Review settled insurance claims to determine that payments and settlements have been made in accordance with company practices and procedures. Report overpayments, underpayments, and other irregularities. Confer with legal counsel on claims requiring litigation.
U.S. Workers
305,020
Median Salary
$76,790
10-Year Growth
-5.1%
Annual Openings
21,100
Typical entry: High school diploma or equivalent
16 of 16 tasks have some AI capability
Exposure Trend
This score reflects estimated AI technical capability for tasks in this occupation.
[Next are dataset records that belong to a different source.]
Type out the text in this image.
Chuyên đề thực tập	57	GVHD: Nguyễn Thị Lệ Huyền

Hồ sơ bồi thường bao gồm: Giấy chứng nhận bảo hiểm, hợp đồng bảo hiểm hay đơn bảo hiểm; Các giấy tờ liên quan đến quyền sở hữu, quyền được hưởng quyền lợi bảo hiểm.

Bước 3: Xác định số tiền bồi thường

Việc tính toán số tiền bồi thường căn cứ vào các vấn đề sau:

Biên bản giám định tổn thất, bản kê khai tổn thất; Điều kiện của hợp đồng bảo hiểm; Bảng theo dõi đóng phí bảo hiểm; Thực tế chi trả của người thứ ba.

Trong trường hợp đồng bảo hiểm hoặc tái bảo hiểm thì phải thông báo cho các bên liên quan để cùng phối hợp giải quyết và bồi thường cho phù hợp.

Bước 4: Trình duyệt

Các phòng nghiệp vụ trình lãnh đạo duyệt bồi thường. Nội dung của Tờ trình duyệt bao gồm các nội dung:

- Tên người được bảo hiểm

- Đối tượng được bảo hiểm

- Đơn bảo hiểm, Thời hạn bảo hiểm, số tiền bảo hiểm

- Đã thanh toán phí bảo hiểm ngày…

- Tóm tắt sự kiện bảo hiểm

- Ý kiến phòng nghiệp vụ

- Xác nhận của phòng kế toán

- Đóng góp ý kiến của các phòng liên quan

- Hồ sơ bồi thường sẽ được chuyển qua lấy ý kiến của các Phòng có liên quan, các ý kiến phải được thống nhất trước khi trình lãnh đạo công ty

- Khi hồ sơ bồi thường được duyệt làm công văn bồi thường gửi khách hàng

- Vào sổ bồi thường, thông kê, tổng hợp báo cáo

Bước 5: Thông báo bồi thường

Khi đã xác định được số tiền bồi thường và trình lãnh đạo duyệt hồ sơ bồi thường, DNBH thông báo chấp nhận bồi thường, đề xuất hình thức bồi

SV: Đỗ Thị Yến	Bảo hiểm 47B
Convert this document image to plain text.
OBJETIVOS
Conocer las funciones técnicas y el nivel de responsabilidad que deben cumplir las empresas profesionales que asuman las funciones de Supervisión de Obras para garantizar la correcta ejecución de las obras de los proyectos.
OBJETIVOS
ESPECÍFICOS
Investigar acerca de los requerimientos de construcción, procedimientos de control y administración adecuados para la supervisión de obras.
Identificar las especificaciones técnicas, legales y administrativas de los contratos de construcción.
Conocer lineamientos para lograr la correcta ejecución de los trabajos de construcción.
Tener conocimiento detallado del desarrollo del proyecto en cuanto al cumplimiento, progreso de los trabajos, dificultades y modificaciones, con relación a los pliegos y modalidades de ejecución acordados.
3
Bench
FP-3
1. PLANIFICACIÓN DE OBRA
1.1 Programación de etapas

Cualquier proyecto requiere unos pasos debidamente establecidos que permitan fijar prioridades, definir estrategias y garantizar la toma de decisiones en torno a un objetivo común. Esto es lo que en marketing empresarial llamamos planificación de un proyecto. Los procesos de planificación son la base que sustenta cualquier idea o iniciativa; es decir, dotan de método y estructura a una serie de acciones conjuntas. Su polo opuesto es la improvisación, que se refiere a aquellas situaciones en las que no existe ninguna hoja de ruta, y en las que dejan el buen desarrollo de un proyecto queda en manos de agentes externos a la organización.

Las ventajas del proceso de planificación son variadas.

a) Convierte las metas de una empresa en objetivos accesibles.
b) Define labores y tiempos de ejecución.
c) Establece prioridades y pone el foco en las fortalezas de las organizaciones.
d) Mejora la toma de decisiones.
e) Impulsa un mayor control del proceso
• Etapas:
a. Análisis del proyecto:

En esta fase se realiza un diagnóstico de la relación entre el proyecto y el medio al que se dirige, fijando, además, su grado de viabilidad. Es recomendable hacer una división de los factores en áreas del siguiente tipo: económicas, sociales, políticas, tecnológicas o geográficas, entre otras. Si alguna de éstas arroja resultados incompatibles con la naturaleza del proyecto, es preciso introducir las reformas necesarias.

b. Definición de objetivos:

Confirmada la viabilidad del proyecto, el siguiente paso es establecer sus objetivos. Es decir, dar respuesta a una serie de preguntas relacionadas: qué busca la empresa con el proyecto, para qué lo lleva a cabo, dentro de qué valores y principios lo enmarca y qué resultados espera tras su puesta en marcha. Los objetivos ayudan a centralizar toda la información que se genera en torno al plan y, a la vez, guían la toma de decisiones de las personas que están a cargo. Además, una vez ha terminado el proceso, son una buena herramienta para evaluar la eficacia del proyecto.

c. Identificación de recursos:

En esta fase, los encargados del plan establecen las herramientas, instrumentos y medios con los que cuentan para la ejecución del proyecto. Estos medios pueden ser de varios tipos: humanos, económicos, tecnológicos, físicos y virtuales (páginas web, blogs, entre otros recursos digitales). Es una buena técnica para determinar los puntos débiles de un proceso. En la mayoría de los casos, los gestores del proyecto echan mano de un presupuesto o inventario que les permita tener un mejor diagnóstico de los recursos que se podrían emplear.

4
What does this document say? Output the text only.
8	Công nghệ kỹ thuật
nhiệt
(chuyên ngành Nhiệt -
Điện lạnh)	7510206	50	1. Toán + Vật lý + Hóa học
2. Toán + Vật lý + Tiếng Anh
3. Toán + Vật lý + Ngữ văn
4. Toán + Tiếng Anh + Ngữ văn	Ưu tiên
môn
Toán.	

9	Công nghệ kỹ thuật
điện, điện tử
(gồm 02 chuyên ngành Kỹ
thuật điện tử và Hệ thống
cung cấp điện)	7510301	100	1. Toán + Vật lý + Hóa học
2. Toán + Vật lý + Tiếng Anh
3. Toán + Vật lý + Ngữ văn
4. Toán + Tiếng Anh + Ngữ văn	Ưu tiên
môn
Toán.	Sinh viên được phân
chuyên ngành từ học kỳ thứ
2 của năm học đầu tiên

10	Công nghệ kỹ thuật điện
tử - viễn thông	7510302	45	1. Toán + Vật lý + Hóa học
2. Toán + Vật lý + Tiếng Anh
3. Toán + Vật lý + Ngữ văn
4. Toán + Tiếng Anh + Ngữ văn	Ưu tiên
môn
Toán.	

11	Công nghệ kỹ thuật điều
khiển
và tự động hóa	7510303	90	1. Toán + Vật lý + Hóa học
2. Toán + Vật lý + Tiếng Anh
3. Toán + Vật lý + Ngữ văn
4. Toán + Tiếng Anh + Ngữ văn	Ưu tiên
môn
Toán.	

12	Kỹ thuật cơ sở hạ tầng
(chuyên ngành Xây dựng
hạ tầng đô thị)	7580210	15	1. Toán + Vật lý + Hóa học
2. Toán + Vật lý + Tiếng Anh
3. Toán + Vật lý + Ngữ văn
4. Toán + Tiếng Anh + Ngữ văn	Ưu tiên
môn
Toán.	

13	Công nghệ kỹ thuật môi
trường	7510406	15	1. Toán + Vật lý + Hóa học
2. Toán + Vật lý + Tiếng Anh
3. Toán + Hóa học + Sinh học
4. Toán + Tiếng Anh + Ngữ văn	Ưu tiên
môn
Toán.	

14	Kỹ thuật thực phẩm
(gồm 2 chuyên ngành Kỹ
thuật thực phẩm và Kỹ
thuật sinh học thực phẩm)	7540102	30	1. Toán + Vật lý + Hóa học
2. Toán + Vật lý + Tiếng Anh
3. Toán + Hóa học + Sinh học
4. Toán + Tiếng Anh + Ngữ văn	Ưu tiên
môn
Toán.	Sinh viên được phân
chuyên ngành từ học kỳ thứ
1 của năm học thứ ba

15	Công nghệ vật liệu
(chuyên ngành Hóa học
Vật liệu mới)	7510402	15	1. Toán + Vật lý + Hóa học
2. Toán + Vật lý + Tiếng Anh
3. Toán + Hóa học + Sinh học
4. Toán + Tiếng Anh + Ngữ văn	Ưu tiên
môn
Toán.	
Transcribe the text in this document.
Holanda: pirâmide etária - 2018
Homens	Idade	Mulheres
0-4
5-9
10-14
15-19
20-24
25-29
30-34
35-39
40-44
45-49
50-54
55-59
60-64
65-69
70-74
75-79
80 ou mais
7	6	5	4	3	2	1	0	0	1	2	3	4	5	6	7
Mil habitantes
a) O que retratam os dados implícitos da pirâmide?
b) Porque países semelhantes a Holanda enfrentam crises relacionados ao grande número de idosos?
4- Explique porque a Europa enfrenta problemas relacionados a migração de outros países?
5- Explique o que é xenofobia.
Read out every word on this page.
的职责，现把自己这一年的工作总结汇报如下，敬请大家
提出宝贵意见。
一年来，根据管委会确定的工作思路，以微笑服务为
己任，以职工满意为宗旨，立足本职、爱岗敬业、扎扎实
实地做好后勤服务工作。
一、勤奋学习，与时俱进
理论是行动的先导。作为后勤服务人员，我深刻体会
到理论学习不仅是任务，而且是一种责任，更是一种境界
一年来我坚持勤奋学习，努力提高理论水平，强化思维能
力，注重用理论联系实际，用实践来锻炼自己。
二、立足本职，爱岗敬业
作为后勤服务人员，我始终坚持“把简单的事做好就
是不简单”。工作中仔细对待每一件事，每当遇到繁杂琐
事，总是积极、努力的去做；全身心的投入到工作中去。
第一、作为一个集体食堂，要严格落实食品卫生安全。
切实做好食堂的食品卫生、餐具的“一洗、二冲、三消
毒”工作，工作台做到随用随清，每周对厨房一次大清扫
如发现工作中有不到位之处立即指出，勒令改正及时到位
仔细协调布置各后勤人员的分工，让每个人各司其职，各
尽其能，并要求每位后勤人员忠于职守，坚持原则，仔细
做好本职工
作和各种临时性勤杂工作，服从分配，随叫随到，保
It does not predict employment changes, and it does not account for company-specific constraints, regulation, or adoption barriers.
Pay and process claims within designated authority level.
AI: Fully automatable - AI and automated workflows can fully pay and process claims that fall within predefined authority limits via straight-through processing and integrated payment systems.
Enter claim payments, reserves and new claims on computer system, inputting concise yet sufficient file documentation.
AI: Fully automatable - Structured data entry and generation of concise file documentation can be fully automated with RPA and AI-driven document understanding and validation workflows with high accuracy.
Maintain claim files, such as records of settled claims and an inventory of claims requiring detailed analysis.
AI: Fully automatable - Maintaining records, tracking inventories, and indexing settled claims are repetitive, structured tasks that can be reliably automated with document management and workflow systems.
Report overpayments, underpayments, and other irregularities.
AI: Fully automatable - Detection and reporting of overpayments, underpayments, and irregularities are rule- and data-driven tasks that AI can accurately identify and generate reports for.
Prepare reports to be submitted to company's data processing department.
AI: Fully automatable - Generating standardized reports from claims data is routine data-processing work that modern AI systems can fully automate and format for downstream systems.
Supervise claims adjusters to ensure that adjusters have followed proper methods.
AI: Partial - AI can audit adjuster work, flag noncompliance, and provide coaching prompts, but actual supervision, mentoring, and enforcement of methods involve human managerial responsibilities.
Investigate, evaluate, and settle claims, applying technical knowledge and human relations skills to effect fair and prompt disposal of cases and to contribute to a reduced loss ratio.
AI: Partial - AI can investigate and evaluate many claims and recommend settlements, but the human-relations, negotiation, and discretionary judgment needed for fair resolution and regulatory compliance require human involvement.
Adjust reserves or provide reserve recommendations to ensure that reserve activities are consistent with corporate policies.
AI: Partial - AI can compute reserve estimates and generate recommendations consistent with corporate policies using actuarial models, but regulatory, governance, and judgmental sign-off typically require human oversight.
Resolve complex, severe exposure claims, using high service oriented file handling.
AI: Partial - AI can support analysis and propose handling strategies for high-exposure claims, yet resolving complex severe exposures that involve negotiation, litigation risk, and nuanced service remains dependent on human experts.
Examine claims investigated by insurance adjusters, further investigating questionable claims to determine whether to authorize payments.
AI: Partial - AI can examine adjuster files, surface inconsistencies, and run additional automated investigations, but final authorization for questionable claims generally requires human adjudication.
Verify and analyze data used in settling claims to ensure that claims are valid and that settlements are made according to company practices and procedures.
AI: Partial - AI systems in 2025 can perform rule-based data verification and statistical/anomaly analysis and flag likely invalid or noncompliant claims, but complex judgment on ambiguous or novel cases still requires human examiners.
Confer with legal counsel on claims requiring litigation.
AI: Partial - AI can prepare briefs, summarize facts, and surface relevant precedents to assist legal discussions, but actual conferring, strategy-setting, and privileged legal judgment remain human responsibilities.
Conduct detailed bill reviews to implement sound litigation management and expense control.
AI: Partial - Automated bill parsing, fee-schedule matching, and anomaly detection are mature, yet applying nuanced litigation management decisions and discretionary expense-control tactics still needs human oversight.
Contact or interview claimants, doctors, medical specialists, or employers to get additional information.
AI: Partial - Routine outreach, scheduling, and standardized questionnaires can be automated and AI can collect factual information, but sensitive, clinical, or complex interviews requiring empathy and professional judgment need humans.
Present cases and participate in their discussion at claim committee meetings.
AI: Partial - AI can generate presentation materials and case analyses for committee meetings, but participating in discussions, defending positions, and making discretionary decisions during meetings require human judgment.
Communicate with reinsurance brokers to obtain information necessary for processing claims.
AI: Partial - AI can automate routine information requests and draft communications to reinsurance brokers, but complex negotiations, relationship management, and bespoke information exchanges typically require human involvement.